A transportation firm has been ordered to pay more than £13,000 after a showjumping horse was injured when it escaped from a lorry aboard a ferry.

Kilmarnock Sheriff Court heard last week that the horse, called Farco, was returning to Ayrshire after a shoeing review in Northern Ireland

Due to injuries sustained when the horse got free on the ferry, its value was reduced from £12,000 to zero.

Owner Derek Rankine, whose daughter rode Farco at showjumping events across Ayrshire, took the horse transport company BG Craig, a partnership trading as Willie Craig Transporters, to court.

According to the Scottish Legal News website, the case came before Sheriff George Jamieson at Kilmarnock Sheriff Court. 

The court heard that while Farco was aboard a ferry from Belfast to Cairnryan in 2017, he escaped from his stall on the transport lorry and was seriously injured.

As a result of these injuries the pursuer incurred £1391.83 of vet bills and Farco could no longer compete in equestrian events.

Farco’s value immediately before the accident was assessed by the sheriff as £12,000, on the basis of expert evidence.

Mr Rankine contended that Farco’s value after the accident was zero, as he was a gelding and could not be used to breed.

The defenders insisted the transport lorry met industry standards and all reasonable precautions had been taken to avoid injury and suffering to the horse.
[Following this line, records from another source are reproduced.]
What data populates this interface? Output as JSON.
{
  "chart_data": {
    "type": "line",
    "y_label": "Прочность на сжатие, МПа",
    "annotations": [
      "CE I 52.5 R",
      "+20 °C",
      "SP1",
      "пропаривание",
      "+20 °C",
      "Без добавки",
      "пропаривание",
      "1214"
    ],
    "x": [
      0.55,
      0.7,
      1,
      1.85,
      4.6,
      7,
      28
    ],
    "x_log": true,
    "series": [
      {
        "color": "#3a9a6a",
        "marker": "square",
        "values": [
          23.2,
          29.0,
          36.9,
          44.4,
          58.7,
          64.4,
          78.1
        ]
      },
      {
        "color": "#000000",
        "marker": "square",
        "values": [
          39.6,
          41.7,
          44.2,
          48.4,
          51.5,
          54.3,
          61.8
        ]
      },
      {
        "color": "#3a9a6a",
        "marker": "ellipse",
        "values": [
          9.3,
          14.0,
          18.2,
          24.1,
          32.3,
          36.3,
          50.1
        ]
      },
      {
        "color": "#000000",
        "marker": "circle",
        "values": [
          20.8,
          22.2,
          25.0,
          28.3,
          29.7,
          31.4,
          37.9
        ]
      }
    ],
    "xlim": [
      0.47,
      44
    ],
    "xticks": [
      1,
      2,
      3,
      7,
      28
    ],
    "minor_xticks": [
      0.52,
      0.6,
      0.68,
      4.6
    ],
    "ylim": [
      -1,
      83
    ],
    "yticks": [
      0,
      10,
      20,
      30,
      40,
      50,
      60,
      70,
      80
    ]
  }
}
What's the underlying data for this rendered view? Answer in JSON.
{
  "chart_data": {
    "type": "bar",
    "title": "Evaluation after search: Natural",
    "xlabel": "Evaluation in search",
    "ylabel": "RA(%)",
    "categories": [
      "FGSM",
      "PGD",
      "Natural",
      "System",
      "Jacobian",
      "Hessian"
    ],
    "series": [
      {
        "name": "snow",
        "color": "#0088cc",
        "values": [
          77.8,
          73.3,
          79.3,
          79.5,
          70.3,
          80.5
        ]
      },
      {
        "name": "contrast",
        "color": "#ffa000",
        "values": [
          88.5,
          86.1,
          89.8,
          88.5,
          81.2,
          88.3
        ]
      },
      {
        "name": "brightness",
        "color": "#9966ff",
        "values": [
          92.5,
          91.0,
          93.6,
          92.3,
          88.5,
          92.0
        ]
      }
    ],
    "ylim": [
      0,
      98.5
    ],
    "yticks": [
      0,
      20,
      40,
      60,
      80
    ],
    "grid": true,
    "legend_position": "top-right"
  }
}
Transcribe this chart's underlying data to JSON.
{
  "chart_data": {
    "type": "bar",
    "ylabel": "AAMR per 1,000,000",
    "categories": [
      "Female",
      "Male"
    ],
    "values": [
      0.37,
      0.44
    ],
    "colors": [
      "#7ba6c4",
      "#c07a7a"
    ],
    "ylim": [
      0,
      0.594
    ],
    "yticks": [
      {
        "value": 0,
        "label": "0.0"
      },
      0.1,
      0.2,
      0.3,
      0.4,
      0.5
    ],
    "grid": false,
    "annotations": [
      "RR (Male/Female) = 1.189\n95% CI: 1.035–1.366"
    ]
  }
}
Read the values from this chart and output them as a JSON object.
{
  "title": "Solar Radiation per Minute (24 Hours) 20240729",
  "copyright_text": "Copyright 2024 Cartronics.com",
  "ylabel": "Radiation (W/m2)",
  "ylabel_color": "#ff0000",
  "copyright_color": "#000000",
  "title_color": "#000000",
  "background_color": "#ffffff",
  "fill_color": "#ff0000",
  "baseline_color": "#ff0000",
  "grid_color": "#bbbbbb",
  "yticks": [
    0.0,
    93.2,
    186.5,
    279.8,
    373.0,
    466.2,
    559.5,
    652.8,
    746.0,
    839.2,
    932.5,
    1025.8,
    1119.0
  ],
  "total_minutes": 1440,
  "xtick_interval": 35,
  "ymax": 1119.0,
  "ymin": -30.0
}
Additionally, Farco had an "inherent vice" - a phobia of being placed in the rear of a horse transporter that the defenders were not informed of by the pursuer.

According to Scottish Legal News, Sheriff Jamieson said: “It is true that Farco must have slipped or fell when he broke loose from his stall, but the slip was not the immediate cause of his injuries. Those were associated with him breaking free from his stall.”

Turning to the evidence on Farco’s ties, Sheriff Jamieson said: “The simple fact is that the ties broke during normal transport conditions and the defenders have not led evidence to prove that they did not do so on account of age, wear, or any other defect.

"In these circumstances, I accept Mr McShane’s submission that the defenders have failed to discharge the onus on them to prove there was no breach by them of Article 6(3) of Regulation 1/2005.”

Assessing the evidence on inherent vice, the sheriff added: “I am faced with the situation where I do not find either witness credible or reliable on this point. The onus of proof is on the defender in this matter and, as it has not been discharged, I cannot find it established that Farco had an inherent vice.”

The sheriff concluded: “Both experts and counsel agreed that Farco had no commercial value after the accident. He could not be used for show jumping purposes, and he had no residual value as he could not breed or enter the human food chain. The difference between the pre-accident and post-accident values of Farco was therefore £12,000.”

The sheriff therefore found the defenders liable to the pursuer for the sum of £13,1391.83, being the cost of vet bills plus the loss in value, with interest to be determined by the court and a hearing fixed to determine the issue of joint liability.